Torsion homology growth of polynomially growing free-by-cyclic groups (Q6635520)

Several mathematicians have studied the notions related to homology growth for CW-complexes, such as Betti numbers, minimal numbers of generators of singular homology, order of singular homology torsion, torsion invariants etc.
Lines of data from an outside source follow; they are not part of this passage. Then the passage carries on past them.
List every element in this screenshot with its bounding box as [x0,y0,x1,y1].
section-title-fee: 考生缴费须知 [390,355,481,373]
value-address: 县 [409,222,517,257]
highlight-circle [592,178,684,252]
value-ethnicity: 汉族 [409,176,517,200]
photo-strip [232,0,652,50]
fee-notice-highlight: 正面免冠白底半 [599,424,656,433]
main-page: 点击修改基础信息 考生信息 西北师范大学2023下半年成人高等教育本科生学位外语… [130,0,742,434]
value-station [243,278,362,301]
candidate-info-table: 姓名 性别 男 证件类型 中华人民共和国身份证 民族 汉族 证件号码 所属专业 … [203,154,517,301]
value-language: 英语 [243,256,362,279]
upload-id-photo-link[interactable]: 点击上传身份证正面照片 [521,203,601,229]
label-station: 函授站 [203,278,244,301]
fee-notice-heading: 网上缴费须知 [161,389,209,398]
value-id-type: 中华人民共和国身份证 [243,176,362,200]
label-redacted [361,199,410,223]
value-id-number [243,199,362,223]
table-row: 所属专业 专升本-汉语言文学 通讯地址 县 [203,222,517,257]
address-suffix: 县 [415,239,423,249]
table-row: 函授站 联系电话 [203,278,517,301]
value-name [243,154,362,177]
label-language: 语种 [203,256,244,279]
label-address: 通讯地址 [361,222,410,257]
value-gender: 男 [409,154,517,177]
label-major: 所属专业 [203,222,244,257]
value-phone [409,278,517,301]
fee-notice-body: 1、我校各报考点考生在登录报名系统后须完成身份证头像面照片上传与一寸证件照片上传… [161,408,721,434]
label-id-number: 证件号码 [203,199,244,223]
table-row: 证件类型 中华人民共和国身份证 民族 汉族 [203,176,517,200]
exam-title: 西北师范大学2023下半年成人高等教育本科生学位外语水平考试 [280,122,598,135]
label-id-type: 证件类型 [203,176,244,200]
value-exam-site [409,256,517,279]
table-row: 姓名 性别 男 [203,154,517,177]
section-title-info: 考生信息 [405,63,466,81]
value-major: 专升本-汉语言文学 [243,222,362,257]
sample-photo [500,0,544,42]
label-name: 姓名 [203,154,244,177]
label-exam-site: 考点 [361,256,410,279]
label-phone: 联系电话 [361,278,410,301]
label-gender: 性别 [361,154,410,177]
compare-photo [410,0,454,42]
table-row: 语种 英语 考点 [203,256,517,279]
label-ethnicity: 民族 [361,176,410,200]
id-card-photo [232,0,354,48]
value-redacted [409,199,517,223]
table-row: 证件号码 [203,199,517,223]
In 2013, \textit{W. Lück} [Geom. Funct. Anal. 23, No. 2, 622--663 (2013; Zbl 1273.22009)] conjectured an approximation theorem for the \(\ell^2\)-torsion and the integral torsion for infinite residually finite \(\ell^2\)-acyclic group of type VF. He also gave some evidence towards the conjecture by proving it for fundamental groups of closed aspherical manifolds which admit nontrivial \(S^1\)-action.\N\NIn the paper under review, the authors verify this conjecture for groups \(G = F^n \rtimes_{\phi} \mathbb{Z}\) which are (finitely generated) free-by-(infinite)cyclic \(\langle\phi\rangle\), where \(\phi\) is polynomially growing. The main tool to compute the homology torsion growth is something called the cheap rebuilding property introduced in a recent important paper [``On homology torsion growth'', Preprint, \url{arXiv:2106.13051}] by \textit{M. Abert} et al.